Zunächst müssen wir, die wir in einer westlich-liberalen Tradition zu Hause sind, anerkennen, dass es andere Quellen für politische Legitimität gibt als nur die Demokratie und die faire Partizipation. Die Erdogans und die Putins haben nicht nur kurzfristige politische Unterstützung, sondern die Projekte, für die sie stehen, die nationale Idee, die Bekämpfung fremder Einflüsse, die Aufrechterhaltung der eigenen Kultur. Das sind auch legitimitätsstiftende Muster für politische Herrschaft. Wir müssen wohl auch akzeptieren, dass vieles von dem, was wir gerade in der zweiten Hälfte des 20. Jahrhunderts als Unterstützung der liberalen Idee gesehen haben, schlicht der Wunsch nach westlichem Wohlstand war. Das haben wir lernen müssen in Deutschland, auch in den neuen Bundesländern, das müssen wir jetzt lernen in Osteuropa, und das gilt auch für andere Weltregionen.


Lässt sich Wohlstand ohne Freiheit schaffen?

Jahrzehntelang ist man davon ausgegangen: Wenn man den westlichen Wohlstand haben will, dann muss man den westlichen Weg der Modernisierung gehen, also den Weg der Demokratisierung.

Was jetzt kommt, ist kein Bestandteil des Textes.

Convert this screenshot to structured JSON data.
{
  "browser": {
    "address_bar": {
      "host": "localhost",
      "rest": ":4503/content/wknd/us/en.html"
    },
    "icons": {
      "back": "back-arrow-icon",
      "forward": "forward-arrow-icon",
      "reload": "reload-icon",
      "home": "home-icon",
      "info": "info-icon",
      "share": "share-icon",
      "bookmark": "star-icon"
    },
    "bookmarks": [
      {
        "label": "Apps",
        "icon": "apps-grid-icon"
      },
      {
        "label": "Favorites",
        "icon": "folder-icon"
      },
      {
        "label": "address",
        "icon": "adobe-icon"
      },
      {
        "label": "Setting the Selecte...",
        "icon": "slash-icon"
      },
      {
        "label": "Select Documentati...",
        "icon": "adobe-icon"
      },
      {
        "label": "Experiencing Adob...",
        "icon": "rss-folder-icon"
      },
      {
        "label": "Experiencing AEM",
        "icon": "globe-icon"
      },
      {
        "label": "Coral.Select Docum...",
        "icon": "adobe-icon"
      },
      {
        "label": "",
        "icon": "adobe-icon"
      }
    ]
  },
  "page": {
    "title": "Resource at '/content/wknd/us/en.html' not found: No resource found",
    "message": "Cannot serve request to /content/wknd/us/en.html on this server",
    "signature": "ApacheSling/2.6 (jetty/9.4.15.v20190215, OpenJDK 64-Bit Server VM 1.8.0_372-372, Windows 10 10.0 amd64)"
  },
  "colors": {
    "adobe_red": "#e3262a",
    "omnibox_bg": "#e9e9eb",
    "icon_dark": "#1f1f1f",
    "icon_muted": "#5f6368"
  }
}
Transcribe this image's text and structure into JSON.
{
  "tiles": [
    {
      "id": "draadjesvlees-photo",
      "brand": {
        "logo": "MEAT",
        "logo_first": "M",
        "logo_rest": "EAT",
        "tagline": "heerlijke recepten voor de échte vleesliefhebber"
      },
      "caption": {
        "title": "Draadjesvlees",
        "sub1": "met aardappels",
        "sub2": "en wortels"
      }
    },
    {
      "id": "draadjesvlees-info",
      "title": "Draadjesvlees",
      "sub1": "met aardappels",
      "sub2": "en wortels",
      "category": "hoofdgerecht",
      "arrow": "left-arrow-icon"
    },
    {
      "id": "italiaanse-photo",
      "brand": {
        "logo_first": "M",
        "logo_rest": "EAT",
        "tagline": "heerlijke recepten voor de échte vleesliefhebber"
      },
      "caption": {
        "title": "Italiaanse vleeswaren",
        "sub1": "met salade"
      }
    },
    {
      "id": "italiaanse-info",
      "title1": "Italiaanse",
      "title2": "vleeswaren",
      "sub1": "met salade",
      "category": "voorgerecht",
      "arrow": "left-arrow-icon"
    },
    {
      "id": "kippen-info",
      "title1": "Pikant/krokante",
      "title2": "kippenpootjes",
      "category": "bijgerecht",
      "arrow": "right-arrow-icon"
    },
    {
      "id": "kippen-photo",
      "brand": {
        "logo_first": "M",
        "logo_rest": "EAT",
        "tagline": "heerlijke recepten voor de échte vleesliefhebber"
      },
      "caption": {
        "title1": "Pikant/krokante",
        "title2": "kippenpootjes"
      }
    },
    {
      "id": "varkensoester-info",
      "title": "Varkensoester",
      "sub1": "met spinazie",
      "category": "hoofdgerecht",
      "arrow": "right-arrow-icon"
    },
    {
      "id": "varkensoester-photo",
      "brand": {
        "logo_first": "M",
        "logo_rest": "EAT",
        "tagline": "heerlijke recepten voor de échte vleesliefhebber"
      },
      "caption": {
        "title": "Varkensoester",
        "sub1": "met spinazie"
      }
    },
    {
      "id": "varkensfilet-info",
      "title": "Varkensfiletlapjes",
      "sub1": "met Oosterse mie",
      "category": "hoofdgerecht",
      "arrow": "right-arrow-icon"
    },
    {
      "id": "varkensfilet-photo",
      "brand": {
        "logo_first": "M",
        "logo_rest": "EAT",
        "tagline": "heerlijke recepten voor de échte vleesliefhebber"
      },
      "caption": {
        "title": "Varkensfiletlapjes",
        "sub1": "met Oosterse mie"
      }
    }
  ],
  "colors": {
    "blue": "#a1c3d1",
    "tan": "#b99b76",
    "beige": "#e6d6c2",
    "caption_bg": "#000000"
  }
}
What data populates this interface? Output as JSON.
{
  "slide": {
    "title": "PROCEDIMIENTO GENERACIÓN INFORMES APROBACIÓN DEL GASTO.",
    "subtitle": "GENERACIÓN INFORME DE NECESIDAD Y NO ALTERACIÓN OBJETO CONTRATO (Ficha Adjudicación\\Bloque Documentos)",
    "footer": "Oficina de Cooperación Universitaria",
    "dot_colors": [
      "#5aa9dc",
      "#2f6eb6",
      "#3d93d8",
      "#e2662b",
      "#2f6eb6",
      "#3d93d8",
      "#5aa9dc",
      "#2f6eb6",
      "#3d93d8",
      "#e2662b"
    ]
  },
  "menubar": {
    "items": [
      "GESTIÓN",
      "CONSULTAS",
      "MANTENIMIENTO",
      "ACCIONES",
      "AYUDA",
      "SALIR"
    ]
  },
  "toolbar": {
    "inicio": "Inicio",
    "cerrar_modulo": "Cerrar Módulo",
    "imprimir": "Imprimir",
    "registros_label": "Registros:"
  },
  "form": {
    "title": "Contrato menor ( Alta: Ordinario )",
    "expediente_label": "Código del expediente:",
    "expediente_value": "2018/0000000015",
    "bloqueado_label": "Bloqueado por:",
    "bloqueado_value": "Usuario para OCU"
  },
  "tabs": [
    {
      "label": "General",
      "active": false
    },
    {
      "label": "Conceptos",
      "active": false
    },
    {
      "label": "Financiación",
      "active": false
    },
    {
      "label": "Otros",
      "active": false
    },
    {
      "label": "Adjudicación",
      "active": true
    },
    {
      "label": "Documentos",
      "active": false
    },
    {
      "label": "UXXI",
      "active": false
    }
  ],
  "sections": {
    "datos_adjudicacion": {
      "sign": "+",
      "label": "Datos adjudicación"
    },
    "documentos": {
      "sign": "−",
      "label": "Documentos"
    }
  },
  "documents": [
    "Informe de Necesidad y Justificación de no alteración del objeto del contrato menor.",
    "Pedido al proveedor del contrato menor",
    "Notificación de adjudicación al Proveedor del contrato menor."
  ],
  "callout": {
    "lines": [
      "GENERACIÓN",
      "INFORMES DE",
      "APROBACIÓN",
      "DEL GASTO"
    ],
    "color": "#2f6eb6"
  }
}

Es gibt aber andere Modelle, wie wir in China sehen. Innerhalb von zwei Jahrzehnten wurden dort 300 Millionen Menschen aus der absoluten Armut geführt. Das ist eine historische Leistung. Und diese historische Leistung hat politische Wirkung entfaltet, weil man sieht: Wachstum, Konsum, ist auch möglich ohne - polemisch formuliert - das Trara, das die westlichen Gesellschaften politisch darum machen.


War dann die liberale Weltordnung nur eine Zwischenphase?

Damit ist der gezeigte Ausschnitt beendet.